Tüm önemli karakterlerin Tibetli aktörler tarafından canlandırıldığı bu film, 1932 yılı doğumlu Buda adlı bir kölenin gerçek hikayesine odaklanarak Tibet'teki demokratik reform süreci ve gelişimini yansıttı.
Yoksul bir çoban olan Buda, 1951'de Tibet'in barışçıl kurtuluşundan sonra köle sıfatından kurtulup daha iyi bir yaşama kavuşturuldu ve daha sonra yerel bir çiftlikte çalıştı.
Filmin hikayesine göre, 1959'daki silahlı isyan sırasında, çiftlik 300'den fazla üyeden oluşan gerici bir birlik tarafından kuşatılır. Buda dahil birkaç kişi kılık değiştirerek gizli mektup Halk Kurtuluş Ordusu'na gönderiken isyancılar tarafından tutuklandı. Buda, vahşice işkence görmesi ve gözleri oyulmasına rağmen elindeki mektubu yutarak vermeyi reddeder. Buda isyanın bastırılmasının ardından Halk Kurtuluş Ordusu tarafından kurtarılır.
1960 yılında Buda, o zamanki Çin Başbakanı Zhou Enlai tarafından bir törende karşılanarak "plato kahramanı" unvanını kazandı. Bu unvan, onu Tibet halkının ülke sevgisini ve bölücülüğe karşı çıkmasını temsil eden bir isim yaptı.
Filmi yöneten Lu Jian, 1993 yılında Beijing Film Akademisi edebiyat bölümünden mezun olduktan sonra Çin film endüstrisinde çalışmaya başladı ve uzun zamandır Tibet hakkında bir film çekme hayali kuruyordu.
Lu, izleyicilerin filmde Tibet'te feodal köleliğin sona ermesi ve bölgenin yeni bir sosyalizm çağına girmesini görebileceklerini söyledi.
Lu, filme hazırlanmak için, ÇKP'nin Çinli olmayan bir üyesi olan Polonya doğumlu gazeteci Israel Epstein'ın “Tibet Transformed” adlı kitabını okudu, ayrıca Tibet'in en büyük ve en iyi korunmuş soylu ailelerinin konutlarını ziyaret etti.
Lu ve ekibi ayrıca Buda'nın eşi ve beş çocuğu da dahil olmak üzere birçok kişiyle röportaj yaptı.
1990'lı yıllarda Tibet'e yaptığı gezide gördüğü Tibet’le kıyasla, Lu şu an bölgede gördüğü değişiklikleri şaşkınlıkla izlediğini dile getirdi.
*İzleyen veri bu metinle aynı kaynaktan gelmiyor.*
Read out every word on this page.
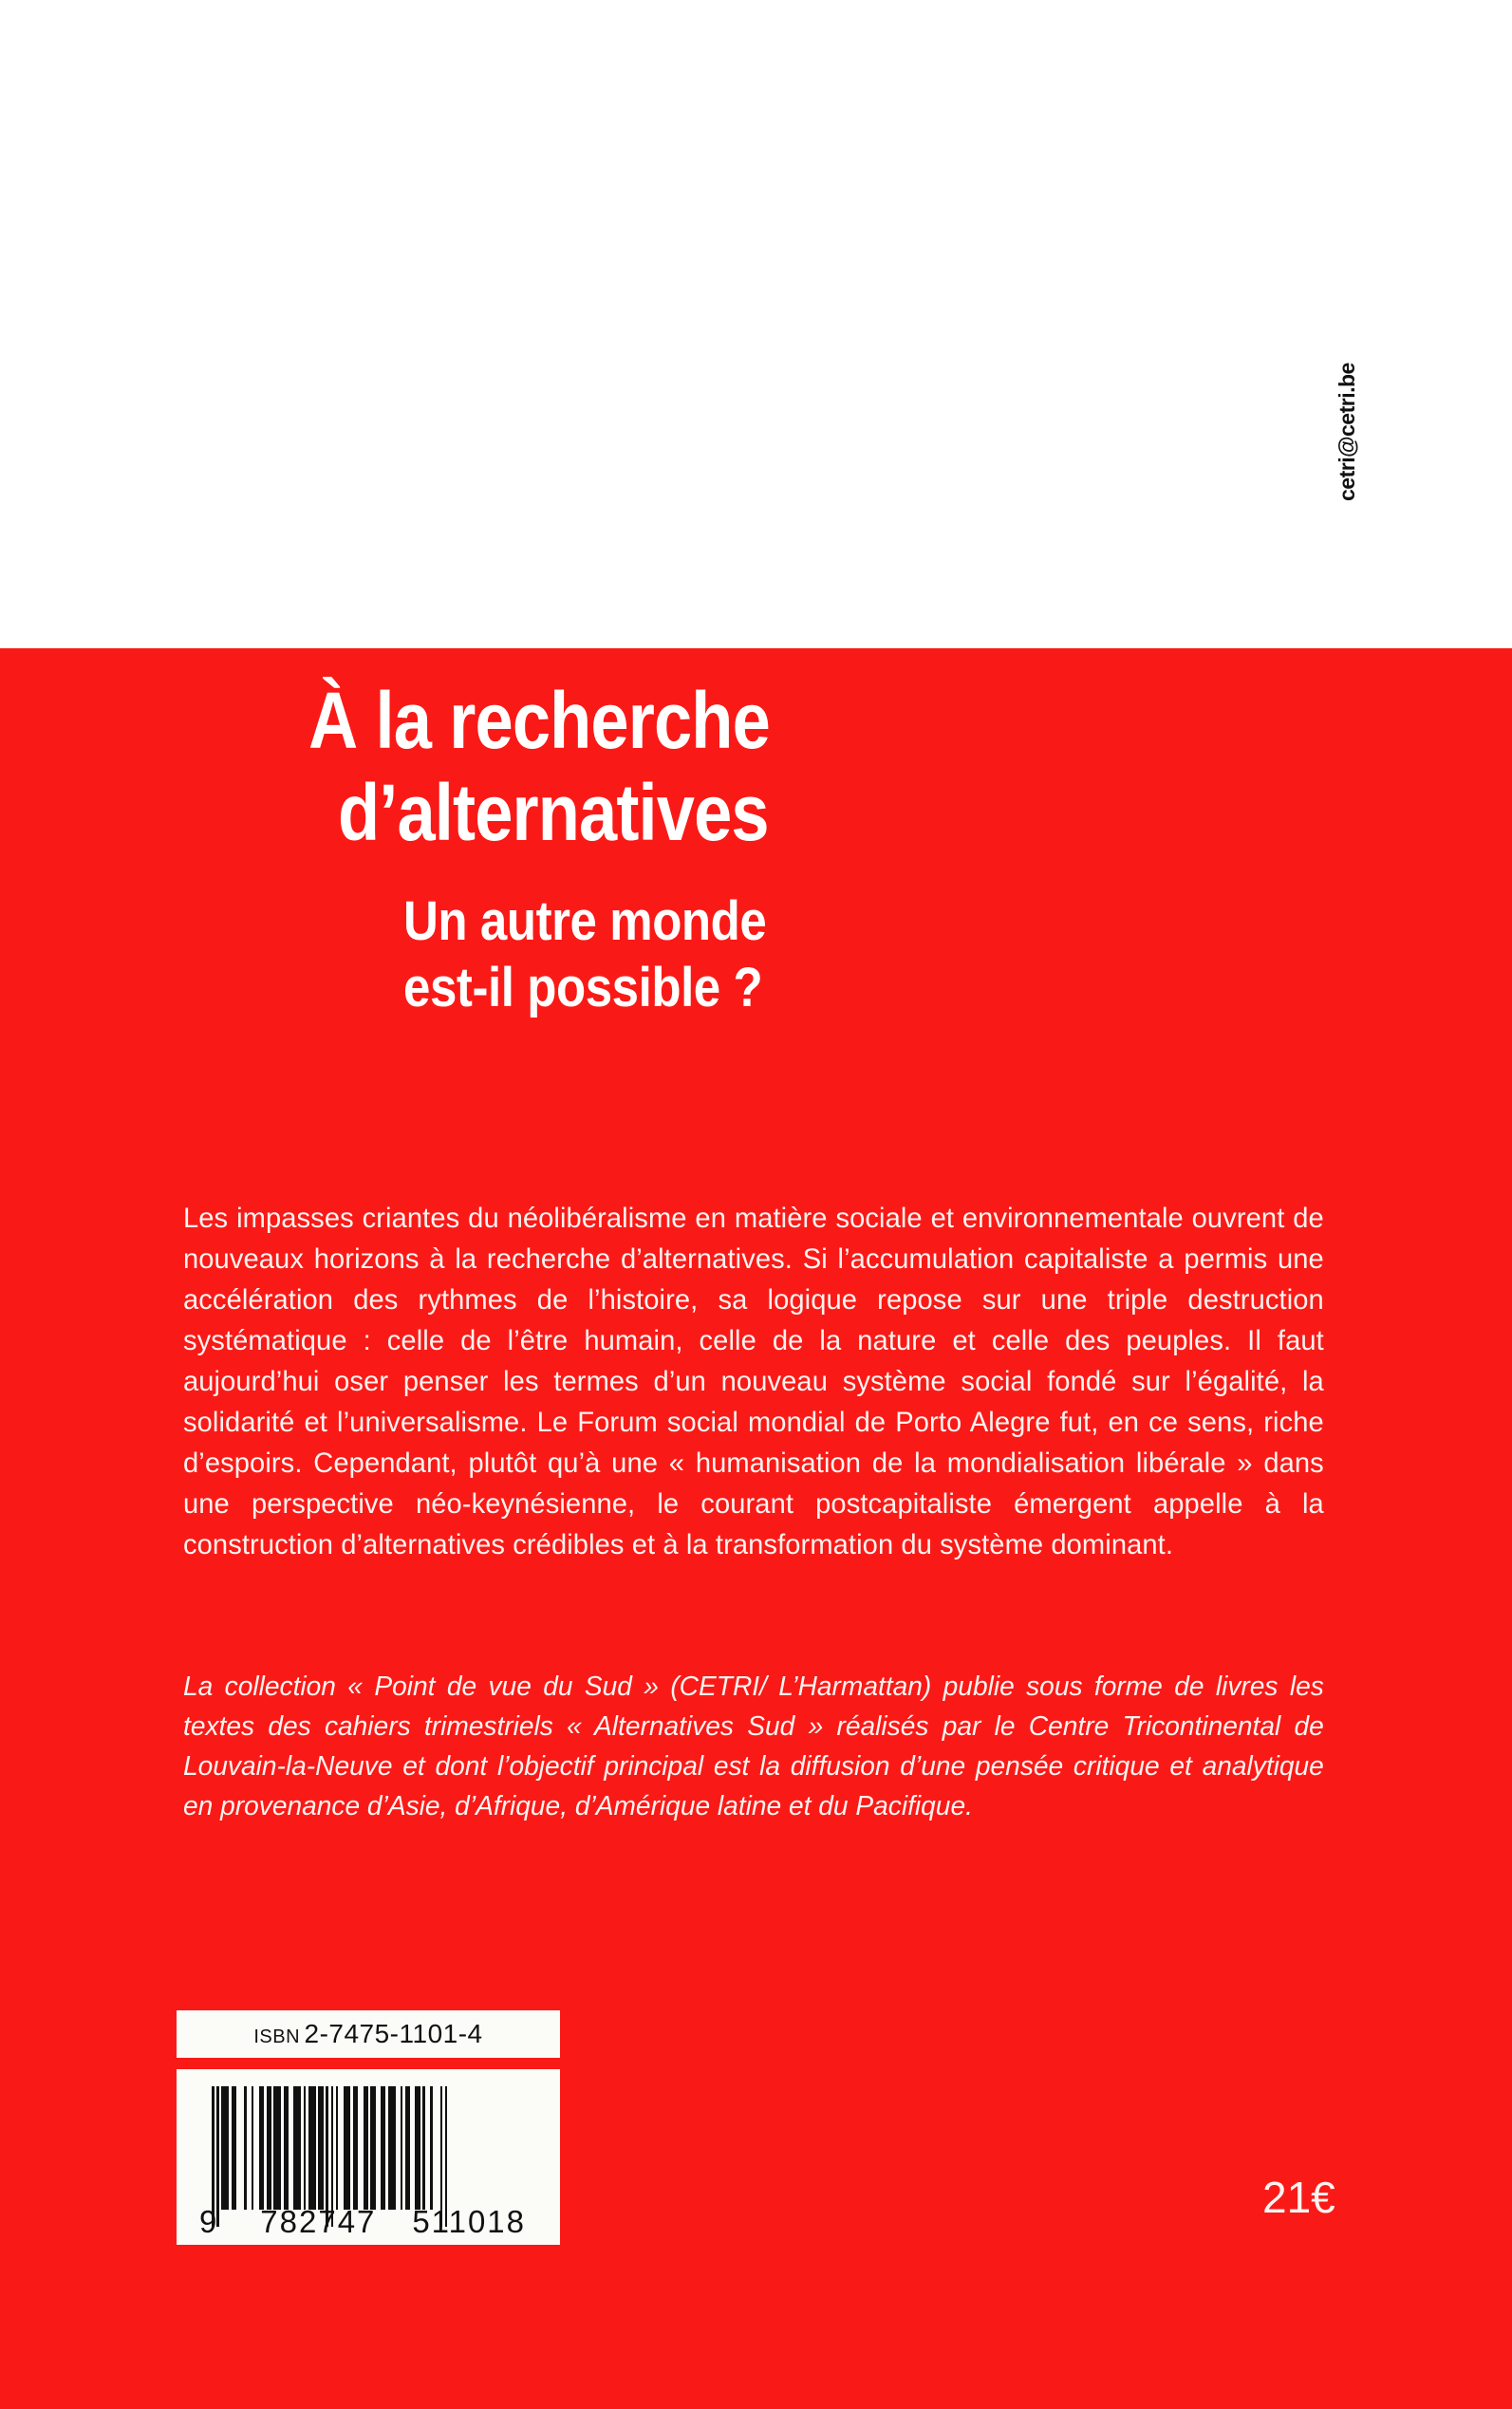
cetri@cetri.be
À la recherche
d’alternatives
Un autre monde
est-il possible ?
Les impasses criantes du néolibéralisme en matière sociale et environnementale ouvrent de nouveaux horizons à la recherche d’alternatives. Si l’accumulation capitaliste a permis une accélération des rythmes de l’histoire, sa logique repose sur une triple destruction systématique : celle de l’être humain, celle de la nature et celle des peuples. Il faut aujourd’hui oser penser les termes d’un nouveau système social fondé sur l’égalité, la solidarité et l’universalisme. Le Forum social mondial de Porto Alegre fut, en ce sens, riche d’espoirs. Cependant, plutôt qu’à une « humanisation de la mondialisation libérale » dans une perspective néo-keynésienne, le courant postcapitaliste émergent appelle à la construction d’alternatives crédibles et à la transformation du système dominant.
La collection « Point de vue du Sud » (CETRI/ L’Harmattan) publie sous forme de livres les textes des cahiers trimestriels « Alternatives Sud » réalisés par le Centre Tricontinental de Louvain-la-Neuve et dont l’objectif principal est la diffusion d’une pensée critique et analytique en provenance d’Asie, d’Afrique, d’Amérique latine et du Pacifique.
ISBN 2-7475-1101-4
9 782747 511018	21€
Bölgedeki değişiklikleri yansıtmak amacıyla film, dünyanın en yüksek rakımlı demiryolu olan Qinghai-Tibet Demiryolu'nun tamamlanma törenini içeren bir sahneyle başlıyor.
İzleyiciler, bu filmde daha önce beyaz perdede neredeyse hiç yer almayan kuzey Tibet'teki muhteşem manzarayı görme şansı da bulacak.